乾燥させるコストの計算は実は案外簡単です。水分を蒸発させるのに必要な発熱量を計算し、そのカロリー分の燃料のコストを計算すればいいです。
例えば、減圧乾燥機で1kgの水を蒸発させるのに必要なコストを計算してみます。
昇温(20℃→70℃) 1.0kcal/kg×50℃=50kcal/kg
水の蒸発潜熱=557kcal/kg
合計 607kcal/kg
のカロリーが必要です。これをA重油8670kcal/Lを使用すると
607kcal/(8670kcal/L×0.9×0.8×0.8)≒0.12L
A重油が80円/Lとすると
0.12×80=9.6円/kg
というわけで、1kgの水を蒸発させるのにだいたい10円ぐらいかかると言うことになります。

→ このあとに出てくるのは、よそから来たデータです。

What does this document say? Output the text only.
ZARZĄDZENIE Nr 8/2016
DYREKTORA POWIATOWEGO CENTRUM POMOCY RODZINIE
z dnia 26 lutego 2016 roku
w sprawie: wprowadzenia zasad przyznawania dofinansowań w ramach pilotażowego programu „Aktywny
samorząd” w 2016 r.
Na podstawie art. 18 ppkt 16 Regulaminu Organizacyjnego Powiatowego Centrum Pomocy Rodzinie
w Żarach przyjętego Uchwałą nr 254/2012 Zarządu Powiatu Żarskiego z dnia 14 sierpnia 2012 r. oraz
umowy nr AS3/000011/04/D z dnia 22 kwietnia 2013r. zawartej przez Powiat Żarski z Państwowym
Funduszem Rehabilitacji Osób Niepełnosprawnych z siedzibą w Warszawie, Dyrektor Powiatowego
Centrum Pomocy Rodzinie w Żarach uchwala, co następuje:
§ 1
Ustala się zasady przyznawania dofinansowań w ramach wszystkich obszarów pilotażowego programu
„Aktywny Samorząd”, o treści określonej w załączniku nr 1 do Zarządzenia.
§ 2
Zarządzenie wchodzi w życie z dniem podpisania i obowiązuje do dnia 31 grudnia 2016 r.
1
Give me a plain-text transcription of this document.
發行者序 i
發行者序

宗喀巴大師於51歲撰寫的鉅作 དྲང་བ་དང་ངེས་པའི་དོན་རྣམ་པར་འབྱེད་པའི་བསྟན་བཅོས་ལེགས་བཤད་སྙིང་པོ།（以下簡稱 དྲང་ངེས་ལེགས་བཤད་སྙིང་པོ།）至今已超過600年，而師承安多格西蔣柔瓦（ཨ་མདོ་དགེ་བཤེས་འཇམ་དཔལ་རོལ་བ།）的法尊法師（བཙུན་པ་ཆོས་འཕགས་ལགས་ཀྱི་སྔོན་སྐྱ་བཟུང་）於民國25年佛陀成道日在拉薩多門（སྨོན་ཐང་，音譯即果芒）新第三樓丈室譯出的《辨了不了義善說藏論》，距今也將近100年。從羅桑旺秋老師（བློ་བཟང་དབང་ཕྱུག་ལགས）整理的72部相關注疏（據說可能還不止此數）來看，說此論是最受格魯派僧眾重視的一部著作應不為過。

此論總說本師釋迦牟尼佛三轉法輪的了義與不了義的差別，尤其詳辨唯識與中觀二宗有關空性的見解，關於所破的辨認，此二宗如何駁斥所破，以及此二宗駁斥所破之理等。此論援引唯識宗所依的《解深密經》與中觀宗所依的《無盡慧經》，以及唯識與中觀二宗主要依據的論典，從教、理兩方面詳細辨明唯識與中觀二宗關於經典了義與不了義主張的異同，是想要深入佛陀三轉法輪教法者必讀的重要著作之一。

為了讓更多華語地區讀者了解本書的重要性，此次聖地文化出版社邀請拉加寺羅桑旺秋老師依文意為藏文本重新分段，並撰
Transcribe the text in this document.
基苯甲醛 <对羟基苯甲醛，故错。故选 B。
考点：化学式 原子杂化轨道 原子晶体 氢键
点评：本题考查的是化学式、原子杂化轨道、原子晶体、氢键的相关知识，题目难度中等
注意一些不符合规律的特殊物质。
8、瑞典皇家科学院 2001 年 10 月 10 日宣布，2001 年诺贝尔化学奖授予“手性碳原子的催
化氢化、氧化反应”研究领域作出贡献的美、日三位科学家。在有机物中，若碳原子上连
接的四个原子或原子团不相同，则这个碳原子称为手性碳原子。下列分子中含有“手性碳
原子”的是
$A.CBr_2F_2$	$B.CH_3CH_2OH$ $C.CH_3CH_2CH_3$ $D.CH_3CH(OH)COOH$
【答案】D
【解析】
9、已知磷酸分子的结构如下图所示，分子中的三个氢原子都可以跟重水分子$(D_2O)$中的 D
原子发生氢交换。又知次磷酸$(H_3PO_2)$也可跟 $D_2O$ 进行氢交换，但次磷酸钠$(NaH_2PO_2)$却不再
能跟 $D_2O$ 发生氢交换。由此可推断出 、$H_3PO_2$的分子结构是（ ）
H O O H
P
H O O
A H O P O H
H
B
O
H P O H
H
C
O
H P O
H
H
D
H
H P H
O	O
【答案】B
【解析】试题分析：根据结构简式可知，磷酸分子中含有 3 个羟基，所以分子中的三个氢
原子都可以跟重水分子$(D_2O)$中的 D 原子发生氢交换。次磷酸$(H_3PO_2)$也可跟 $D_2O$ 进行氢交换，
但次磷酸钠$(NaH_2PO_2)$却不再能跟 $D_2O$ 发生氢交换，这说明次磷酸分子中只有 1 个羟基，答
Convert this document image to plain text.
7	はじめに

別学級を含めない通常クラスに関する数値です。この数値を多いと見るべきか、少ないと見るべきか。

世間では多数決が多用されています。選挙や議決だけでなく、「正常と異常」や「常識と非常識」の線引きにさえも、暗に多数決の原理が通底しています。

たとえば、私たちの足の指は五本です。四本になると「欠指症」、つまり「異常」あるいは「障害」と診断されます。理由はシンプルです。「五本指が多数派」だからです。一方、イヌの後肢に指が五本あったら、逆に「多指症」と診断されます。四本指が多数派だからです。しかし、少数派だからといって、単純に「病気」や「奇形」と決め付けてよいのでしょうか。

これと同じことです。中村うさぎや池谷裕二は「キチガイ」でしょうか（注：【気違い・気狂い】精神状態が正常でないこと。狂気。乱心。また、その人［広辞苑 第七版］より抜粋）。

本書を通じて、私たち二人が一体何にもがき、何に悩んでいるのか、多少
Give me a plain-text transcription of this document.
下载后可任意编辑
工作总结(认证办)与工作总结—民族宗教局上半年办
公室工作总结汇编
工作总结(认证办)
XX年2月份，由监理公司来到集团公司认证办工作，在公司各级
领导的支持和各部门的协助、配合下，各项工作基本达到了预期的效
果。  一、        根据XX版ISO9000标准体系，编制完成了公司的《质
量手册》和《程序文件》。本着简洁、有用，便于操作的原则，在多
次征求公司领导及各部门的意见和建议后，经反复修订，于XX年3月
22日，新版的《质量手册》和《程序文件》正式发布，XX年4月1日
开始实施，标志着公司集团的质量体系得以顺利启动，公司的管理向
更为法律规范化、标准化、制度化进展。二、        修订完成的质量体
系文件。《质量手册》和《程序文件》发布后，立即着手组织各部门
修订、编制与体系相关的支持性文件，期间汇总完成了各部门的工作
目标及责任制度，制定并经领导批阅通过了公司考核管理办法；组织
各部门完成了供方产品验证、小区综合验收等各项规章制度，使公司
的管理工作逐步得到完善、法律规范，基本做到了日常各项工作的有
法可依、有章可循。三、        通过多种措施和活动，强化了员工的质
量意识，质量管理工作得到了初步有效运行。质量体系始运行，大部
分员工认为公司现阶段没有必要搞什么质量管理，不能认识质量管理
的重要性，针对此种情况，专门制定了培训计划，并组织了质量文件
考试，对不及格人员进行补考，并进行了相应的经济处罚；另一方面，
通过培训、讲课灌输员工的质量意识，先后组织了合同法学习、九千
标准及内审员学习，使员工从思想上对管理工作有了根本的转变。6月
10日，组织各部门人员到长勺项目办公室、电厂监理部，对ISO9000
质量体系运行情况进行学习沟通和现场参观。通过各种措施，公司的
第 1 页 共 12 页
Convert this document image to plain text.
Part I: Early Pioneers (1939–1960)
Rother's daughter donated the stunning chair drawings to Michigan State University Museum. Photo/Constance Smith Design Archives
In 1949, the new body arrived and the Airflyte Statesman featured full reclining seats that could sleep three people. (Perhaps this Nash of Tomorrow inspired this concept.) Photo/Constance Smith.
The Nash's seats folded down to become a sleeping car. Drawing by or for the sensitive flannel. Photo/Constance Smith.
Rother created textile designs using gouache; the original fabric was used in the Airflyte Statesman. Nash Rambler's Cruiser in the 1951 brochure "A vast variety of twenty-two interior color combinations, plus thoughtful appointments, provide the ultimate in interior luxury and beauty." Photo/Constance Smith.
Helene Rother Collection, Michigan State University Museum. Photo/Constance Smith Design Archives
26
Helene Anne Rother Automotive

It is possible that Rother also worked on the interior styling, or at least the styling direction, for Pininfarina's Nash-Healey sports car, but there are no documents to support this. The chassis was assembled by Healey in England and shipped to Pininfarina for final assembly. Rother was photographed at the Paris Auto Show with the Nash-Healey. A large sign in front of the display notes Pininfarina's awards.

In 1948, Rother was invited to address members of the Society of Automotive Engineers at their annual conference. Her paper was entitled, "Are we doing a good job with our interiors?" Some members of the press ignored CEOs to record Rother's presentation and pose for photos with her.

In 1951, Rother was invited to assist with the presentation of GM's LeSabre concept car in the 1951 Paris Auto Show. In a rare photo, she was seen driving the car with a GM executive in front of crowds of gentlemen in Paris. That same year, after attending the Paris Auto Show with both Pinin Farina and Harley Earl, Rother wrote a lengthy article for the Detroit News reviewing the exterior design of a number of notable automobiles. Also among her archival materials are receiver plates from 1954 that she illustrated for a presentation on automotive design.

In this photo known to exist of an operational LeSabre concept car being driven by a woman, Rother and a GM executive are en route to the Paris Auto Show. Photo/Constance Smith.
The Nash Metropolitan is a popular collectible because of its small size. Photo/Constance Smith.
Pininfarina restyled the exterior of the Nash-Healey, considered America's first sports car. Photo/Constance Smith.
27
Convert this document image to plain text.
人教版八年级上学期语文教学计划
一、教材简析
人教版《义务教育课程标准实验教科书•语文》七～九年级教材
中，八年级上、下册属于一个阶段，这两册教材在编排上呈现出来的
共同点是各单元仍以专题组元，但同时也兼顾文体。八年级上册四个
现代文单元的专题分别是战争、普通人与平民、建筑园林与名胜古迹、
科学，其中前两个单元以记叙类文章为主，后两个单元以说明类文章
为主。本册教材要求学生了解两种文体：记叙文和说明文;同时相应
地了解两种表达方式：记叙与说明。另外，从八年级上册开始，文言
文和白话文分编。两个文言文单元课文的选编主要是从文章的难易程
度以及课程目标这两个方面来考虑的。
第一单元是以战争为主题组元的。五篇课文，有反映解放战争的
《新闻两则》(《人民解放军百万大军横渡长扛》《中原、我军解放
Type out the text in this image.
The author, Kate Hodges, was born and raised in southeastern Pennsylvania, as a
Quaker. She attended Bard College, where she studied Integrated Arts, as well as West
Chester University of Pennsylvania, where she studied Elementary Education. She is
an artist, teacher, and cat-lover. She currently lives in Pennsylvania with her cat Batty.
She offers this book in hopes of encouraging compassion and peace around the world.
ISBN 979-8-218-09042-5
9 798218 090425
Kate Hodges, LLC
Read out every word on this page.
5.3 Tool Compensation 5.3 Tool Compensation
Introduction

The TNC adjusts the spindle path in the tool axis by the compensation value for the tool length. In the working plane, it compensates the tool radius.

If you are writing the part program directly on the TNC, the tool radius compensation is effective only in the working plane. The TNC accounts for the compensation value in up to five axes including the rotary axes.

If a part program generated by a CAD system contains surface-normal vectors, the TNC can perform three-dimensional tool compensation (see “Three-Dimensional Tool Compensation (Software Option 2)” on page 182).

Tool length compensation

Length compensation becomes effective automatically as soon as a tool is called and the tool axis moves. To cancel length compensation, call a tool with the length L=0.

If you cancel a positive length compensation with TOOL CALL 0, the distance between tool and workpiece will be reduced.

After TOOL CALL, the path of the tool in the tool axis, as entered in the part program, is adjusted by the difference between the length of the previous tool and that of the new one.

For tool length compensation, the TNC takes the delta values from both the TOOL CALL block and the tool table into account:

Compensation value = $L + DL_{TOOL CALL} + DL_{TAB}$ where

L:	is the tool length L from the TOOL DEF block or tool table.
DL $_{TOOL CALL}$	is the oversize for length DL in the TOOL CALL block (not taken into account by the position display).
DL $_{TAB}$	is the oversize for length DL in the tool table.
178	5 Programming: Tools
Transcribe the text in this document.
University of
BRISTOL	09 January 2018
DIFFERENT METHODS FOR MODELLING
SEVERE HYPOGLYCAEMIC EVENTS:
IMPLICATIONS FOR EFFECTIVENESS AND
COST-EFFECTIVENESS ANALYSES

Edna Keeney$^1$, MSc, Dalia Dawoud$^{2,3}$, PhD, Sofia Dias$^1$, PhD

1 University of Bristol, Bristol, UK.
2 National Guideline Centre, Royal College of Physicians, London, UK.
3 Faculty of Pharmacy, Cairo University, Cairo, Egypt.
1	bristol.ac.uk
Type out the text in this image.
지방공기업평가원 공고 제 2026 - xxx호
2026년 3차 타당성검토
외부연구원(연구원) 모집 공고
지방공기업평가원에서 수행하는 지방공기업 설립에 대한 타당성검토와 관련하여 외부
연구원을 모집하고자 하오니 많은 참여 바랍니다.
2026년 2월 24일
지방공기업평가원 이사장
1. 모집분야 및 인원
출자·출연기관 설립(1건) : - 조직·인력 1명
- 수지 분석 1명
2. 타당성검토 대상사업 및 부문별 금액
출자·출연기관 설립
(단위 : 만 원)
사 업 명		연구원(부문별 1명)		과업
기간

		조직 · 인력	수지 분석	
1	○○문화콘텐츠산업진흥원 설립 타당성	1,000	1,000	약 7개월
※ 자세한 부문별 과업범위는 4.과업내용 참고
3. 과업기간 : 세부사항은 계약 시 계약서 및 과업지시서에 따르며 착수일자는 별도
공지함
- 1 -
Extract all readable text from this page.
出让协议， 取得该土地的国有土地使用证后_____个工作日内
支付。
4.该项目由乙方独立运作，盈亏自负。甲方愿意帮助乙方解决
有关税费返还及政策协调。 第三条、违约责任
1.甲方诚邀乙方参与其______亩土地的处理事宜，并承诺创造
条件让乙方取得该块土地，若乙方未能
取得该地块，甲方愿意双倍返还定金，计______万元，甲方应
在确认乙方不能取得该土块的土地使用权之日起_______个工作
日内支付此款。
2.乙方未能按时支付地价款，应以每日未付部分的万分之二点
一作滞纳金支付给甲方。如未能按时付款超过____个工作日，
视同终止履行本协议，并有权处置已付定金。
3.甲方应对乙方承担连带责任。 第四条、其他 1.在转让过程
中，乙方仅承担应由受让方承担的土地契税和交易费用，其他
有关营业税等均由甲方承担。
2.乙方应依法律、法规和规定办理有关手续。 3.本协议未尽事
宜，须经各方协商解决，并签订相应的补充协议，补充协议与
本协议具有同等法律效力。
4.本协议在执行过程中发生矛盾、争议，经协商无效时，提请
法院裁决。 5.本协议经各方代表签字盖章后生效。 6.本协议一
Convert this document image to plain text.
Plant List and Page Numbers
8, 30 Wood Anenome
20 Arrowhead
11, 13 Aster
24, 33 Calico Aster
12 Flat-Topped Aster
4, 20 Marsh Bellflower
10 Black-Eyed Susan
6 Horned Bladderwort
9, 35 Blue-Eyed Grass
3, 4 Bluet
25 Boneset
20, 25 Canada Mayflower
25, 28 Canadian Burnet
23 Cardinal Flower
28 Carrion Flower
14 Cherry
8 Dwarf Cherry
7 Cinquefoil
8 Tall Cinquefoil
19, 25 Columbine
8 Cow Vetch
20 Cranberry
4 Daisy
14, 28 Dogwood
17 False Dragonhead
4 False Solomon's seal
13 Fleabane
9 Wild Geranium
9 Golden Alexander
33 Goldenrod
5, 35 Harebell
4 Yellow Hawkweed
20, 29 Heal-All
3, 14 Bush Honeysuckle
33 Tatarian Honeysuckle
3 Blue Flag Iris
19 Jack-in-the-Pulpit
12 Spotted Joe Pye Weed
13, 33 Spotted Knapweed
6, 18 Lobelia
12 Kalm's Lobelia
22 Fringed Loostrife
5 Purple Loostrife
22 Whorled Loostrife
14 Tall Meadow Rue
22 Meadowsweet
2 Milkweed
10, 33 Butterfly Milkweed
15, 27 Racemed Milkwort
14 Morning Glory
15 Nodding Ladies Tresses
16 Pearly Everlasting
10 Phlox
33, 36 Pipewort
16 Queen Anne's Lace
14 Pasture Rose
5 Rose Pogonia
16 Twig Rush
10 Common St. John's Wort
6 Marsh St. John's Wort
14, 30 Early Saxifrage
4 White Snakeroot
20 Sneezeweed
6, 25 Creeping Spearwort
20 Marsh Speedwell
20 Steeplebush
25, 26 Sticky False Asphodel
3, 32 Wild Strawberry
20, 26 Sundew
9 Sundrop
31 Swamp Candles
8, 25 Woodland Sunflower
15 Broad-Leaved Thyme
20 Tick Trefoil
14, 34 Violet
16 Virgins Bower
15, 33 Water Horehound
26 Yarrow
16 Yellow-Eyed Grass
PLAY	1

その他に必要なのは主に減価償却費ですが、1トン/日の乾燥機は1000万ぐらいします。5年償却とすると200万/年です。年間200トンの汚泥を乾かせば、減価償却は10円/kgというわけです。
汚泥に限りませんが、食品系廃棄物を乾かしてもそんなに高価なものができる訳ではありません。1kg20円かけて乾燥させるとたいていはコスト割れしてしまいます。この燃料が高い時代に油を燃やしてゴミを乾かすというのはちょっとナンセンスですね。